Ben Guez, a startup founder and content creator, has automated his dating life using OpenClaw, Claude Code, and Instagram’s trial reels feature. He told TechCrunch he now has “a bunch of potential international wives in [his] DMs” as a result.
How the Automation Works
The pipeline is straightforward. OpenClaw monitors World Cup match results. After each game, the agent triggers Claude Code to generate an Instagram trial reel using a fixed template: Guez staring out a train window looking dejected, captioned “I can’t believe {COUNTRY} lost… If any {COUNTRY} girls need emotional support… my DMs are open.”
Trial reels don’t appear on a creator’s public profile, so Guez has posted the same template more than a dozen times without any of them visible to casual profile visitors. The results: over one million views and 200 DMs in a few days, according to TechCrunch.
There’s a secondary funnel built in. Guez’s profile states he only responds to DMs sent through Canary, his AI language learning app.
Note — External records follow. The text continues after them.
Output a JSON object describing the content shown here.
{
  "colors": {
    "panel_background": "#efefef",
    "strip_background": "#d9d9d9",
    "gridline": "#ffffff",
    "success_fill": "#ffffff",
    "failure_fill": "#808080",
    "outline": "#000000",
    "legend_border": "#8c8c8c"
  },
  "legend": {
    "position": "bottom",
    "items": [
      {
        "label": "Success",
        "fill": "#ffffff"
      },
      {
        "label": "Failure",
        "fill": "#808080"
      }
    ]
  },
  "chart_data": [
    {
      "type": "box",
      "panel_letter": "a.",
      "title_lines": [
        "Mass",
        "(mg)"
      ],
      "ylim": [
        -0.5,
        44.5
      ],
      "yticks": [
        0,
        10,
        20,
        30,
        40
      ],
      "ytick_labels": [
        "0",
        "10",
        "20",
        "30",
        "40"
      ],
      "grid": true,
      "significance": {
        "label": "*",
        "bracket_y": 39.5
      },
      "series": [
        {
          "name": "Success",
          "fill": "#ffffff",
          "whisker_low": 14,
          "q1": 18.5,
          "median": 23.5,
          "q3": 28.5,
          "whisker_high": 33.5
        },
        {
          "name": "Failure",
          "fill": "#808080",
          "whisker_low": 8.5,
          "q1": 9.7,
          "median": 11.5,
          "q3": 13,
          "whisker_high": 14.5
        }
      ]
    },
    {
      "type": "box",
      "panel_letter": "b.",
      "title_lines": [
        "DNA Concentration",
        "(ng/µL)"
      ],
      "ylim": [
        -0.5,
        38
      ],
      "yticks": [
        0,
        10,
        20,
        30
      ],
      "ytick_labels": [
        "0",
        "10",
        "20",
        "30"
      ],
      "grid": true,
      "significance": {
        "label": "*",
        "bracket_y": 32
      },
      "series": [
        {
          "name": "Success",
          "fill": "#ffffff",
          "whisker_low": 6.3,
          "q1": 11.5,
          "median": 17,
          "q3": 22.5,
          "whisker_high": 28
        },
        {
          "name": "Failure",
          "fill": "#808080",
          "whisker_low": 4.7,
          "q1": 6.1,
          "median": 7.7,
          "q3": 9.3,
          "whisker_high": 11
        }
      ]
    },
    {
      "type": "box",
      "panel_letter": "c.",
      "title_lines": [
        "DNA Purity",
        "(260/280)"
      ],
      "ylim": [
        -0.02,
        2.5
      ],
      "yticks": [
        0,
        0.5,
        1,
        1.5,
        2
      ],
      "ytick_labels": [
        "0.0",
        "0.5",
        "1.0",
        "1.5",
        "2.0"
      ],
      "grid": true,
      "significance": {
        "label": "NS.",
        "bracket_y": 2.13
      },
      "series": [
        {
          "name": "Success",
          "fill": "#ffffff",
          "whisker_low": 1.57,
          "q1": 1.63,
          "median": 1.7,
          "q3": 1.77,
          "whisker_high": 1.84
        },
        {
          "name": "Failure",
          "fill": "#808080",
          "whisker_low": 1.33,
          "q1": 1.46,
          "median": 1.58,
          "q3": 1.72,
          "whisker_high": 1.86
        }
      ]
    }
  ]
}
Every respondent has to download it first.
”They’re More Impressed”
Guez told TechCrunch that the women who discover the automation aren’t angry: “They’re more impressed, like, ‘Oh, you’re thinking outside of the box, you’re a genius.’” TechCrunch noted it was unable to independently verify those reactions.
The Line Between Automation and Manipulation
Not everyone using OpenClaw for dating is running the same playbook. Jeff Weisbein, founder of a tech PR firm in South Florida, told TechCrunch he uses OpenClaw to research restaurants and plan date logistics across different neighborhoods. He draws the line at mediating actual conversations.
“I have seen people create bots and ways to swipe using OpenClaw, and I wouldn’t do that,” Weisbein said. “I feel like you shouldn’t delegate your communication when you’re in a relationship with someone to AI.”
The pattern reflects a broader split in how personal AI agents are being used. Logistics and research automation, where agents replace Google searches and spreadsheet work, carries different ethical weight than agents that manage social interactions on a user’s behalf without the other party’s knowledge.
The Consent Question
What makes Guez’s setup notable for the agent community isn’t the dating angle. It’s the consent architecture, or lack of one. The women responding to his trial reels don’t know they’re interacting with an automated outreach system. The reel looks personal. The country reference looks timely. The emotional framing looks genuine. All of it is templated and machine-generated.
As AI agents move from business workflows into personal and social contexts, the question of disclosure becomes harder to dodge. Business automation has norms around it. Personal manipulation through agents operating without the other party’s awareness does not.